3 mars 2014

Cadence de virtuosité

On appelle cadence de virtuosité, dans un concerto, une séquence virtuose du soliste, qui peut être improvisée ou écrite. Quand elle est improvisée, c'est un moment de liberté laissé à l'interprète par le compositeur. Le terme semble parfaitement adapté pour désigner dans les romans policiers de Himes certains développements brillants, des morceaux de bravoure, pourrait-on dire. 
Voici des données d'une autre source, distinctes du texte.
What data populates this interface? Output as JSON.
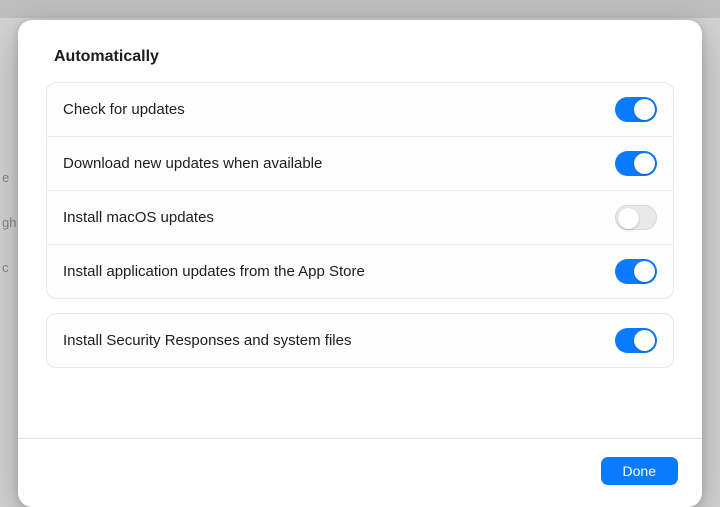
{
  "section_header": "Automatically",
  "groups": [
    {
      "rows": [
        {
          "label": "Check for updates",
          "on": true
        },
        {
          "label": "Download new updates when available",
          "on": true
        },
        {
          "label": "Install macOS updates",
          "on": false
        },
        {
          "label": "Install application updates from the App Store",
          "on": true
        }
      ]
    },
    {
      "rows": [
        {
          "label": "Install Security Responses and system files",
          "on": true
        }
      ]
    }
  ],
  "footer": {
    "done_label": "Done"
  },
  "colors": {
    "accent": "#0a7aff",
    "toggle_off": "#e9e9ea"
  }
}
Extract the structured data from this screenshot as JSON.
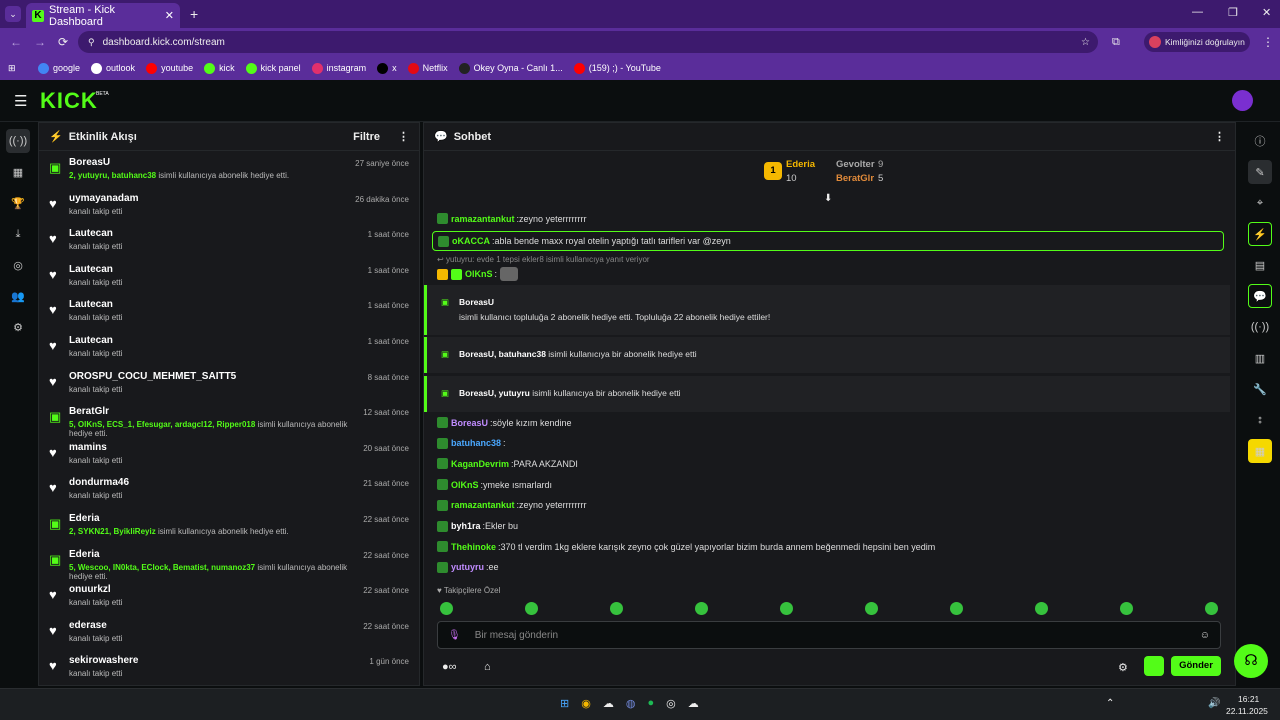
{
  "browser": {
    "tab_title": "Stream - Kick Dashboard",
    "url": "dashboard.kick.com/stream",
    "profile_label": "Kimliğinizi doğrulayın",
    "bookmarks": [
      {
        "label": "google",
        "color": "#4285f4"
      },
      {
        "label": "outlook",
        "color": "#ffffff"
      },
      {
        "label": "youtube",
        "color": "#ff0000"
      },
      {
        "label": "kick",
        "color": "#53fc18"
      },
      {
        "label": "kick panel",
        "color": "#53fc18"
      },
      {
        "label": "instagram",
        "color": "#e1306c"
      },
      {
        "label": "x",
        "color": "#000000"
      },
      {
        "label": "Netflix",
        "color": "#e50914"
      },
      {
        "label": "Okey Oyna - Canlı 1...",
        "color": "#222222"
      },
      {
        "label": "(159) ;) - YouTube",
        "color": "#ff0000"
      }
    ]
  },
  "app": {
    "logo": "KICK",
    "logo_sup": "BETA",
    "accent": "#53fc18"
  },
  "activity": {
    "title": "Etkinlik Akışı",
    "filter_label": "Filtre",
    "items": [
      {
        "icon": "gift-icon",
        "name": "BoreasU",
        "highlight": "2, yutuyru, batuhanc38",
        "rest": " isimli kullanıcıya abonelik hediye etti.",
        "time": "27 saniye önce"
      },
      {
        "icon": "heart-icon",
        "name": "uymayanadam",
        "highlight": "",
        "rest": "kanalı takip etti",
        "time": "26 dakika önce"
      },
      {
        "icon": "heart-icon",
        "name": "Lautecan",
        "highlight": "",
        "rest": "kanalı takip etti",
        "time": "1 saat önce"
      },
      {
        "icon": "heart-icon",
        "name": "Lautecan",
        "highlight": "",
        "rest": "kanalı takip etti",
        "time": "1 saat önce"
      },
      {
        "icon": "heart-icon",
        "name": "Lautecan",
        "highlight": "",
        "rest": "kanalı takip etti",
        "time": "1 saat önce"
      },
      {
        "icon": "heart-icon",
        "name": "Lautecan",
        "highlight": "",
        "rest": "kanalı takip etti",
        "time": "1 saat önce"
      },
      {
        "icon": "heart-icon",
        "name": "OROSPU_COCU_MEHMET_SAITT5",
        "highlight": "",
        "rest": "kanalı takip etti",
        "time": "8 saat önce"
      },
      {
        "icon": "gift-icon",
        "name": "BeratGlr",
        "highlight": "5, OlKnS, ECS_1, Efesugar, ardagcl12, Ripper018",
        "rest": " isimli kullanıcıya abonelik hediye etti.",
        "time": "12 saat önce"
      },
      {
        "icon": "heart-icon",
        "name": "mamins",
        "highlight": "",
        "rest": "kanalı takip etti",
        "time": "20 saat önce"
      },
      {
        "icon": "heart-icon",
        "name": "dondurma46",
        "highlight": "",
        "rest": "kanalı takip etti",
        "time": "21 saat önce"
      },
      {
        "icon": "gift-icon",
        "name": "Ederia",
        "highlight": "2, SYKN21, ByikliReyiz",
        "rest": " isimli kullanıcıya abonelik hediye etti.",
        "time": "22 saat önce"
      },
      {
        "icon": "gift-icon",
        "name": "Ederia",
        "highlight": "5, Wescoo, IN0kta, EClock, Bematist, numanoz37",
        "rest": " isimli kullanıcıya abonelik hediye etti.",
        "time": "22 saat önce"
      },
      {
        "icon": "heart-icon",
        "name": "onuurkzl",
        "highlight": "",
        "rest": "kanalı takip etti",
        "time": "22 saat önce"
      },
      {
        "icon": "heart-icon",
        "name": "ederase",
        "highlight": "",
        "rest": "kanalı takip etti",
        "time": "22 saat önce"
      },
      {
        "icon": "heart-icon",
        "name": "sekirowashere",
        "highlight": "",
        "rest": "kanalı takip etti",
        "time": "1 gün önce"
      }
    ]
  },
  "chat": {
    "title": "Sohbet",
    "leaderboard": {
      "first_rank": "1",
      "first_name": "Ederia",
      "first_count": "10",
      "second_name": "Gevolter",
      "second_count": "9",
      "third_name": "BeratGlr",
      "third_count": "5"
    },
    "messages_top": [
      {
        "user": "ramazantankut",
        "color": "#53fc18",
        "text": "zeyno yeterrrrrrrr"
      },
      {
        "user": "oKACCA",
        "color": "#53fc18",
        "text": "abla bende maxx royal otelin yaptığı tatlı tarifleri var @zeyn"
      }
    ],
    "reply_note": "yutuyru: evde 1 tepsi ekler8 isimli kullanıcıya yanıt veriyor",
    "reply_msg": {
      "user": "OlKnS",
      "color": "#53fc18",
      "text": ""
    },
    "subcard1": {
      "name": "BoreasU",
      "text": "isimli kullanıcı topluluğa 2 abonelik hediye etti. Topluluğa 22 abonelik hediye ettiler!"
    },
    "subcard2": {
      "names": "BoreasU, batuhanc38",
      "text": " isimli kullanıcıya bir abonelik hediye etti"
    },
    "subcard3": {
      "names": "BoreasU, yutuyru",
      "text": " isimli kullanıcıya bir abonelik hediye etti"
    },
    "messages": [
      {
        "user": "BoreasU",
        "color": "#c08cff",
        "text": "söyle kızım kendine"
      },
      {
        "user": "batuhanc38",
        "color": "#4aa8ff",
        "text": ""
      },
      {
        "user": "KaganDevrim",
        "color": "#53fc18",
        "text": "PARA AKZANDI"
      },
      {
        "user": "OlKnS",
        "color": "#53fc18",
        "text": "ymeke ısmarlardı"
      },
      {
        "user": "ramazantankut",
        "color": "#53fc18",
        "text": "zeyno yeterrrrrrrr"
      },
      {
        "user": "byh1ra",
        "color": "#ffffff",
        "text": "Ekler bu"
      },
      {
        "user": "Thehinoke",
        "color": "#53fc18",
        "text": "370 tl verdim 1kg eklere karışık zeyno çok güzel yapıyorlar bizim burda annem beğenmedi hepsini ben yedim"
      },
      {
        "user": "yutuyru",
        "color": "#c08cff",
        "text": "ee"
      }
    ],
    "followers_only": "Takipçilere Özel",
    "input_placeholder": "Bir mesaj gönderin",
    "send_label": "Gönder"
  },
  "taskbar": {
    "time": "16:21",
    "date": "22.11.2025"
  }
}
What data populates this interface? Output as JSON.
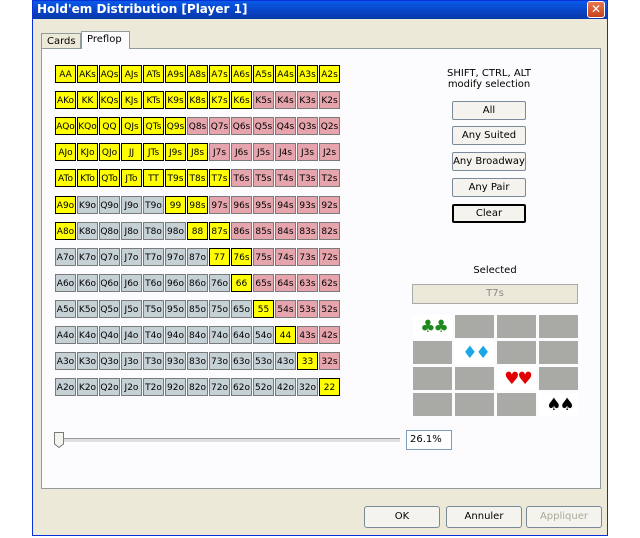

Pour filer la métaphore de la liberté de l'improvisation qui peut favoriser les excès stylistiques de l'interprète, on réservera ce terme à des séquences dont la motivation narrative est secondaire par rapport, par exemple, à la force visuelle. On citera dans Couché dans le pain l'office funéraire de Big Joe Pullen ou dans Imbroglio négro la poursuite de la motocyclette au conducteur décapité. La première occurrence apparaît dans La reine des pommes : c'est la fuite éperdue du corbillard au milieu du marché de Park avenue et l'apparition du cadavre de Goldy : "Les portes arrière s'ouvrirent tout grand et le cadavre à la gorge tranchée sortit d'un tiers. La tête ensanglantée qui sortait de la gorge tranchée fixait la scène du désastre de ses yeux immobiles bordés de blanc." 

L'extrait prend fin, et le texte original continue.